Notre cousin, Georges-Henri, en rajoute… Par ailleurs, un cousin de mon père aujourd’hui décédé, Georges-Henri Bédard, qui s’est toujours intéressé à l’histoire des Bédard et en parlait d’abondance, formulait dans l’ouvrage collectif Biographies et Histoire des gens de Charlesbourg une hypothèse qui rejoint celle de mon père, mais pour des motifs scientifiquement peu étayés! Georges-Henri attribuait le fait que le clan Bédard comptait et ce sur plusieurs générations de grands amoureux de la musique et des arts en général, bien que non professionnels, à une origine, qui sait, sémite : « Je ne serai pas du tout surpris ni peiné d’apprendre qu’on a du sang juif. Depuis des siècles, beaucoup de ceux qui ont laissé leur marque dans tous les domaines : les arts, les sciences, etc. étaient de descendance juive. Parmi les autres, il y a sans doute ceux qui ne le savent pas, ou ne le disent pas… » (Cécile Villeneuve-Daigle, Biographies et histoire des gens de Charlesbourg, publié à compte d’auteur, Charlesbourg, 1984, 748 pages, p. 328).
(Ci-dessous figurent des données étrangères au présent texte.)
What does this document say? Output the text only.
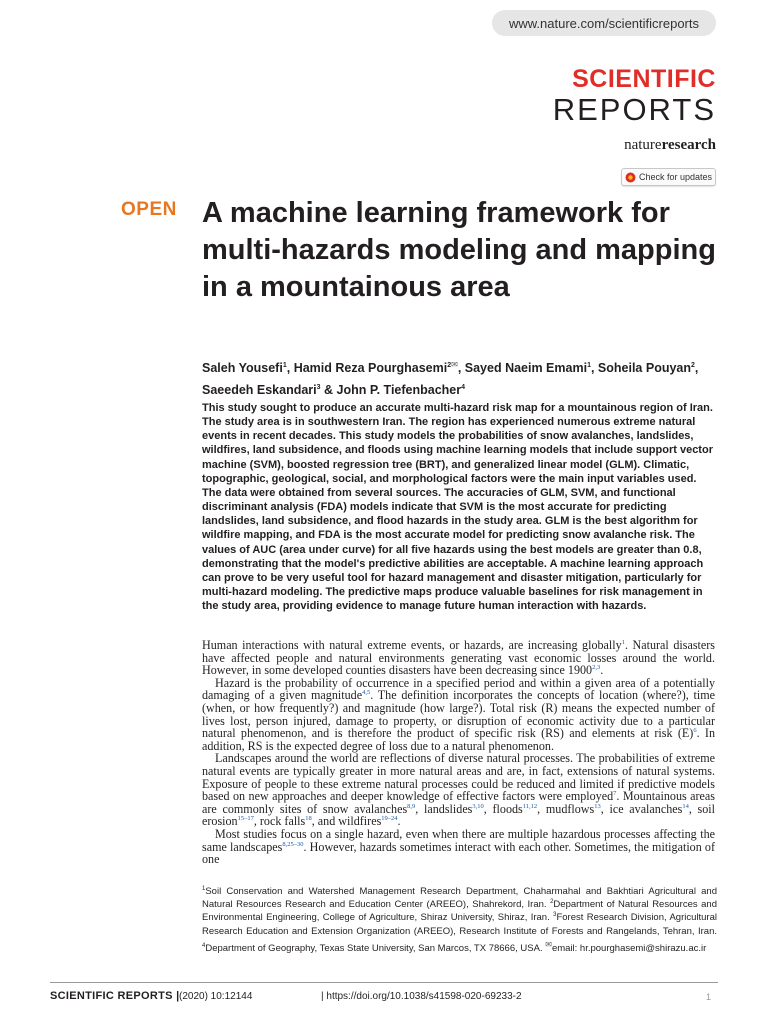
www.nature.com/scientificreports
SCIENTIFIC
REPORTS
natureresearch
Check for updates
OPEN A machine learning framework for multi-hazards modeling and mapping in a mountainous area
Saleh Yousefi$^1$, Hamid Reza Pourghasemi$^2$✉, Sayed Naeim Emami$^1$, Soheila Pouyan$^2$, Saeedeh Eskandari$^3$ & John P. Tiefenbacher$^4$
This study sought to produce an accurate multi-hazard risk map for a mountainous region of Iran. The study area is in southwestern Iran. The region has experienced numerous extreme natural events in recent decades. This study models the probabilities of snow avalanches, landslides, wildfires, land subsidence, and floods using machine learning models that include support vector machine (SVM), boosted regression tree (BRT), and generalized linear model (GLM). Climatic, topographic, geological, social, and morphological factors were the main input variables used. The data were obtained from several sources. The accuracies of GLM, SVM, and functional discriminant analysis (FDA) models indicate that SVM is the most accurate for predicting landslides, land subsidence, and flood hazards in the study area. GLM is the best algorithm for wildfire mapping, and FDA is the most accurate model for predicting snow avalanche risk. The values of AUC (area under curve) for all five hazards using the best models are greater than 0.8, demonstrating that the model's predictive abilities are acceptable. A machine learning approach can prove to be very useful tool for hazard management and disaster mitigation, particularly for multi-hazard modeling. The predictive maps produce valuable baselines for risk management in the study area, providing evidence to manage future human interaction with hazards.

Human interactions with natural extreme events, or hazards, are increasing globally$^1$. Natural disasters have affected people and natural environments generating vast economic losses around the world. However, in some developed counties disasters have been decreasing since 1900$^{2,3}$.

Hazard is the probability of occurrence in a specified period and within a given area of a potentially damaging of a given magnitude$^{4,5}$. The definition incorporates the concepts of location (where?), time (when, or how frequently?) and magnitude (how large?). Total risk (R) means the expected number of lives lost, person injured, damage to property, or disruption of economic activity due to a particular natural phenomenon, and is therefore the product of specific risk (RS) and elements at risk $(E)^6$. In addition, RS is the expected degree of loss due to a natural phenomenon.

Landscapes around the world are reflections of diverse natural processes. The probabilities of extreme natural events are typically greater in more natural areas and are, in fact, extensions of natural systems. Exposure of people to these extreme natural processes could be reduced and limited if predictive models based on new approaches and deeper knowledge of effective factors were employed$^7$. Mountainous areas are commonly sites of snow avalanches$^{8,9}$, landslides$^{3,10}$, floods$^{11,12}$, mudflows$^{13}$, ice avalanches$^{14}$, soil erosion$^{15-17}$, rock falls$^{18}$, and wildfires$^{19-24}$.

Most studies focus on a single hazard, even when there are multiple hazardous processes affecting the same landscapes$^{8,25-30}$. However, hazards sometimes interact with each other. Sometimes, the mitigation of one

$^1$Soil Conservation and Watershed Management Research Department, Chaharmahal and Bakhtiari Agricultural and Natural Resources Research and Education Center (AREEO), Shahrekord, Iran. $^2$Department of Natural Resources and Environmental Engineering, College of Agriculture, Shiraz University, Shiraz, Iran. $^3$Forest Research Division, Agricultural Research Education and Extension Organization (AREEO), Research Institute of Forests and Rangelands, Tehran, Iran. $^4$Department of Geography, Texas State University, San Marcos, TX 78666, USA. ✉email: hr.pourghasemi@shirazu.ac.ir
SCIENTIFIC REPORTS | (2020) 10:12144	| https://doi.org/10.1038/s41598-020-69233-2	1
De Bédarride(s) à Bédard : l’hypothèse tient la route. D’un point de vue morphologique et philologique, la désinence actuelle de mon nom de famille, avec le « d » final dont on ne sait d’où il sort, évoque nécessairement une ancienne forme du type « bedarride ou bedarrides ». Donc une ascendance séfarade et juive.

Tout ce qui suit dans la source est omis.